O Centro de Integridade Pública (CIP) tornou públicos, esta semana, os resultados de uma investigação que expõe práticas de tráfico de influência, corrupção e violações graves de direitos no seio da magistratura moçambicana, com foco na província de Maputo. A análise, que abrange três casos ocorridos no segundo semestre de 2024, revela um padrão alarmante de má conduta entre juízas e oficiais de justiça.
Segundo o relatório, foram identificadas diversas irregularidades processuais e legais, incluindo: confisco indevido de bens, emissão de sentenças contraditórias, prisões preventivas ilegais, subornos, desvios de cauções, além de indícios claros de violação dos princípios de imparcialidade, igualdade e boa-fé por parte de magistrados.
Dois dos casos analisados foram conduzidos pela juíza Nilza Pene, acusada de ter recebido meio milhão de meticais em subornos para favorecer um cidadão irlandês em um processo de litígio conjugal. A requerente, que pedia a nulidade do casamento, viu seus bens confiscados e contas bancárias bloqueadas.

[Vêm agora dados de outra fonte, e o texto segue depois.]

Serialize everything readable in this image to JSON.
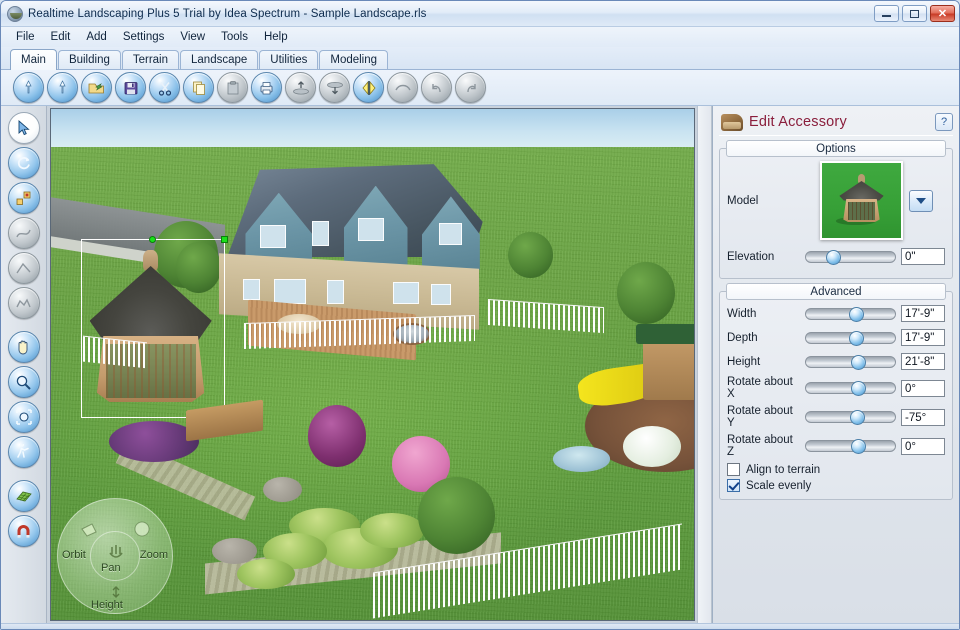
{
  "window": {
    "title": "Realtime Landscaping Plus 5 Trial by Idea Spectrum - Sample Landscape.rls",
    "app_icon": "app-globe-icon",
    "minimize_label": "Minimize",
    "maximize_label": "Maximize",
    "close_label": "✕"
  },
  "menubar": {
    "items": [
      {
        "label": "File"
      },
      {
        "label": "Edit"
      },
      {
        "label": "Add"
      },
      {
        "label": "Settings"
      },
      {
        "label": "View"
      },
      {
        "label": "Tools"
      },
      {
        "label": "Help"
      }
    ]
  },
  "tabs": {
    "items": [
      {
        "label": "Main",
        "active": true
      },
      {
        "label": "Building",
        "active": false
      },
      {
        "label": "Terrain",
        "active": false
      },
      {
        "label": "Landscape",
        "active": false
      },
      {
        "label": "Utilities",
        "active": false
      },
      {
        "label": "Modeling",
        "active": false
      }
    ]
  },
  "toolbar": {
    "buttons": [
      {
        "name": "new-document-icon",
        "enabled": true
      },
      {
        "name": "open-document-icon",
        "enabled": true
      },
      {
        "name": "open-folder-icon",
        "enabled": true
      },
      {
        "name": "save-floppy-icon",
        "enabled": true
      },
      {
        "name": "cut-scissors-icon",
        "enabled": true
      },
      {
        "name": "copy-pages-icon",
        "enabled": true
      },
      {
        "name": "paste-clipboard-icon",
        "enabled": false
      },
      {
        "name": "print-icon",
        "enabled": true
      },
      {
        "name": "raise-object-icon",
        "enabled": false
      },
      {
        "name": "lower-object-icon",
        "enabled": false
      },
      {
        "name": "mirror-flip-icon",
        "enabled": true
      },
      {
        "name": "smooth-icon",
        "enabled": false
      },
      {
        "name": "undo-arrow-icon",
        "enabled": false
      },
      {
        "name": "redo-arrow-icon",
        "enabled": false
      }
    ]
  },
  "sidebar": {
    "buttons": [
      {
        "name": "select-arrow-tool",
        "enabled": true,
        "style": "white"
      },
      {
        "name": "rotate-tool",
        "enabled": true,
        "style": "blue"
      },
      {
        "name": "copy-objects-tool",
        "enabled": true,
        "style": "blue"
      },
      {
        "name": "draw-curve-tool",
        "enabled": false,
        "style": "dim"
      },
      {
        "name": "draw-polygon-tool",
        "enabled": false,
        "style": "dim"
      },
      {
        "name": "draw-region-tool",
        "enabled": false,
        "style": "dim"
      },
      {
        "name": "pan-hand-tool",
        "enabled": true,
        "style": "blue"
      },
      {
        "name": "zoom-magnifier-tool",
        "enabled": true,
        "style": "blue"
      },
      {
        "name": "zoom-to-fit-tool",
        "enabled": true,
        "style": "blue"
      },
      {
        "name": "walk-through-tool",
        "enabled": true,
        "style": "blue"
      },
      {
        "name": "grid-snap-tool",
        "enabled": true,
        "style": "blue"
      },
      {
        "name": "magnet-snap-tool",
        "enabled": true,
        "style": "blue"
      }
    ]
  },
  "viewport": {
    "navigation": {
      "orbit_label": "Orbit",
      "pan_label": "Pan",
      "zoom_label": "Zoom",
      "height_label": "Height"
    },
    "selection": {
      "object": "gazebo",
      "handle_color": "#19e019"
    },
    "scene_colors": {
      "sky": "#bcdceb",
      "grass": "#6ba544",
      "roof": "#4c5a66",
      "siding": "#6b95a6",
      "slide": "#f2e013",
      "mulch": "#76523a"
    }
  },
  "panel": {
    "icon": "gazebo-accessory-icon",
    "title": "Edit Accessory",
    "help_label": "?",
    "options": {
      "caption": "Options",
      "model_label": "Model",
      "model_dropdown_icon": "chevron-down-icon",
      "elevation_label": "Elevation",
      "elevation_value": "0\"",
      "elevation_knob_pct": 22
    },
    "advanced": {
      "caption": "Advanced",
      "rows": [
        {
          "label": "Width",
          "value": "17'-9\"",
          "knob_pct": 48
        },
        {
          "label": "Depth",
          "value": "17'-9\"",
          "knob_pct": 48
        },
        {
          "label": "Height",
          "value": "21'-8\"",
          "knob_pct": 50
        },
        {
          "label": "Rotate about X",
          "value": "0°",
          "knob_pct": 50
        },
        {
          "label": "Rotate about Y",
          "value": "-75°",
          "knob_pct": 49
        },
        {
          "label": "Rotate about Z",
          "value": "0°",
          "knob_pct": 50
        }
      ],
      "checkboxes": [
        {
          "label": "Align to terrain",
          "checked": false
        },
        {
          "label": "Scale evenly",
          "checked": true
        }
      ]
    }
  }
}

Em outro processo, também de natureza conjugal, Nilza Pene teria emitido duas sentenças contraditórias sobre a mesma causa, resultando no confisco indevido de bens do requerente.
A terceira situação envolve a juíza Judite Simeão Mahoche, que, segundo o CIP, legalizou a prisão arbitrária dos gémeos Reginaldo e Hermenegildo Chirindzane em 2016. Os dois foram detidos após disputa de terras com um agente do SERNIC, no bairro Mapulango, distrito de Marracuene, e permaneceram 11 meses em prisão preventiva, ultrapassando em mais de sete vezes o limite legal de 40 dias, conforme o artigo 308 do Código de Processo Penal então em vigor.
Além disso, os gémeos teriam pago 160 mil meticais pela sua libertação, com parte do valor sendo transferido para uma conta alheia indicada por um oficial de justiça, identificado como Ângelo Guambe, envolvido diretamente no caso e com histórico de corrupção.
Os antecedentes das juízas reforçam a gravidade das denúncias. A juíza Nilza Pene já havia sido sancionada com 30 dias de multa, conforme a deliberação n.º 126/CSMJ/P/2023, por desvio de cerca de 800 mil meticais entre 2019 e 2020, quando exercia funções no Tribunal Judicial da Machava. Por sua vez, Judite Mahoche foi expulsa da magistratura em 2017, por "incompetência profissional culposa" e "erros técnicos graves".
O oficial Ângelo Guambe, à época funcionário do Tribunal Judicial do Distrito Municipal da Matola (TJDM), também enfrenta um processo-crime por corrupção, reforçando os indícios de um esquema de tráfico de influência sistemático.
A investigação do CIP vem reacender o debate sobre a credibilidade do sistema judicial moçambicano e evidencia a necessidade urgente de reformas estruturais, responsabilização efetiva e fortalecimento dos mecanismos de controlo interno e externo dos tribunais.